World Bank President Jim Yong Kim, who was at odds with the Trump administration's policies on climate change, will resign - more than three years ahead of his term's expiration, the development lender said yesterday.
Mr Kim, 59, a physician and public health advocate, was nominated by former US President Barack Obama for a first and second term.
Mr Kim had pushed financing for green energy projects and largely dropped support for coal-power investments, but had avoided public clashes with the Trump administration.
Two people familiar with Mr Kim's announcement to the World Bank executive board said he was leaving of his own accord, effective next month, and was "not pushed out" by the Trump administration.
President Donald Trump, however, will wield strong influence in choosing Mr Kim's successor as the United States holds a controlling share of the World Bank's voting rights.
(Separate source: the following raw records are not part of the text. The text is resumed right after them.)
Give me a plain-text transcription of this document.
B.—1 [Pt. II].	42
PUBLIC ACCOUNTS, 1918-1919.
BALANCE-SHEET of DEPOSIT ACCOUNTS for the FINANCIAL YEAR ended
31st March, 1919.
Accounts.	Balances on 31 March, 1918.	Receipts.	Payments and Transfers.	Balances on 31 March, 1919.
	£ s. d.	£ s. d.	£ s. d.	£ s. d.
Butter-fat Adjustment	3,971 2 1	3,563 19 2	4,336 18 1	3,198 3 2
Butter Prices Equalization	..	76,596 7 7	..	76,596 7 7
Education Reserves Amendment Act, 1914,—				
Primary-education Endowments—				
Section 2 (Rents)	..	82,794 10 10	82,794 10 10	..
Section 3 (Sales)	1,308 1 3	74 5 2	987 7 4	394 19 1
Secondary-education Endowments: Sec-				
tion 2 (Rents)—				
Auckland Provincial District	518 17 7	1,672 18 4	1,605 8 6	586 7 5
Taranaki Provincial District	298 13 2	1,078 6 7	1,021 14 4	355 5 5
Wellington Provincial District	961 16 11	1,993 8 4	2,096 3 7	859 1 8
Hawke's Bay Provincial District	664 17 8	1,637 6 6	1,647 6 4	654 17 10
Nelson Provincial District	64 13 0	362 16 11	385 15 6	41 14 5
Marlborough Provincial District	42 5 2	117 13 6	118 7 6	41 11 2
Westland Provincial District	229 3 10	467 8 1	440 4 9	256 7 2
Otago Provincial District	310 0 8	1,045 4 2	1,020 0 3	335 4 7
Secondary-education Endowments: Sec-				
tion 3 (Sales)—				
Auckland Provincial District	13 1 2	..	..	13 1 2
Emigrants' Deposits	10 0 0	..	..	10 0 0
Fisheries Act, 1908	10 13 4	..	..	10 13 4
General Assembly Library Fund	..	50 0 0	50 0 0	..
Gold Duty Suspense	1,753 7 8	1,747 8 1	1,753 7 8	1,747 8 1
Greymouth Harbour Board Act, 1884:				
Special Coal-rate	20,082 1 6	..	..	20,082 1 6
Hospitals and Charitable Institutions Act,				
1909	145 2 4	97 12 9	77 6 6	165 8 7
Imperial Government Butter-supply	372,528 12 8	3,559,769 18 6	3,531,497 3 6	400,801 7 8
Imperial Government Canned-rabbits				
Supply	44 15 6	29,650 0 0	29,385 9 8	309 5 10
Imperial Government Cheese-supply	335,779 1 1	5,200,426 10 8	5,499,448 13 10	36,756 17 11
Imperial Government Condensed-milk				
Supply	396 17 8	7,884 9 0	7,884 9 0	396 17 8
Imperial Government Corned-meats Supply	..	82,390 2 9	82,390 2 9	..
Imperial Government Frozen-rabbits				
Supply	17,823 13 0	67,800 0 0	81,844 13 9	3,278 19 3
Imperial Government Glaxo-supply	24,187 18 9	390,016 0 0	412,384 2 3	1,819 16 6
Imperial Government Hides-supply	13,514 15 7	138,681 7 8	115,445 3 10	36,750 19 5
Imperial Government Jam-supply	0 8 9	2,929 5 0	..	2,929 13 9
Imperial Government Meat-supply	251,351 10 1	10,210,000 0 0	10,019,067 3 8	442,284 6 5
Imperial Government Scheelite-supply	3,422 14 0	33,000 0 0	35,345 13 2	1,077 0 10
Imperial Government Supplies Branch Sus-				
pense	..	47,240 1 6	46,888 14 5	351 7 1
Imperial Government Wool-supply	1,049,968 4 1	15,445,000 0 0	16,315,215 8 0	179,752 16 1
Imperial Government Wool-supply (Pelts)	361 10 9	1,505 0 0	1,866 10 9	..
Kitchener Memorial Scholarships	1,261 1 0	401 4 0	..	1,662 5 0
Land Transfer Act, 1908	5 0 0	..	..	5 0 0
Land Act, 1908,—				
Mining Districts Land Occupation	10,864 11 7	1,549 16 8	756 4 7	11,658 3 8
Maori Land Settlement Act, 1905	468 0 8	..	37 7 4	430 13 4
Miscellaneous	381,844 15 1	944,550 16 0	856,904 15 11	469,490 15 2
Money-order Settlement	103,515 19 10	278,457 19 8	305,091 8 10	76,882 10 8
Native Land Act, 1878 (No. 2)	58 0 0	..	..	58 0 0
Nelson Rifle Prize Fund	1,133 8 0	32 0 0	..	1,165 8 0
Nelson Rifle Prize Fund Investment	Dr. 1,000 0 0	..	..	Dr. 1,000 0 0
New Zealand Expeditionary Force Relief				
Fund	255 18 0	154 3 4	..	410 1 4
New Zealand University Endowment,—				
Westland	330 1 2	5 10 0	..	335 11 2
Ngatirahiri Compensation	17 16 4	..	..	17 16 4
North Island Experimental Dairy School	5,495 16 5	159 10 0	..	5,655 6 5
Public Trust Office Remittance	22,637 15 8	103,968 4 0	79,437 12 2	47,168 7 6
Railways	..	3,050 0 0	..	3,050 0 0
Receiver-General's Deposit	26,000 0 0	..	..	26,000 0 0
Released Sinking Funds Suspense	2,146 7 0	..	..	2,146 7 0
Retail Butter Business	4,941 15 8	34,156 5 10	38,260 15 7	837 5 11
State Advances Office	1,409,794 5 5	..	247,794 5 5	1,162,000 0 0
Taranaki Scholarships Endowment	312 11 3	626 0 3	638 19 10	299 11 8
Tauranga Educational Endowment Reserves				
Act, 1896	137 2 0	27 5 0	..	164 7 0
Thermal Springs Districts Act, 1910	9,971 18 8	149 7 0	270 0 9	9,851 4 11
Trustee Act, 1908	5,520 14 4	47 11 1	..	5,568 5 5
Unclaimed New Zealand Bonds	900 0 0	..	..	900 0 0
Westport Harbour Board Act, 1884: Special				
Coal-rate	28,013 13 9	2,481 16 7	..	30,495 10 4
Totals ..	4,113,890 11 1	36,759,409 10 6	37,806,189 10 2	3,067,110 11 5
The bank president has traditionally been an American chosen by the US administration.
Mr Kim intends immediately to join a firm to focus on increasing infrastructure investment in developing countries, the bank said.
Kristalina Georgieva, who in 2017 became the World Bank's CEO, will assume the role of interim president when Kim departs.
Ms Georgieva, a Bulgarian national, had previously held senior EU posts after serving 15 years at the World Bank, starting as an environmental economist in 1993.
The World Bank said Mr Kim had emphasised that infrastructure finance was one of the greatest needs in the developing world and had pushed the bank to work with a new cadre of private sector partners on "sustainable, climate-smart infrastructure".
"The work of the World Bank Group is more important now than ever as the aspirations of the poor rise all over the world," Mr Kim said.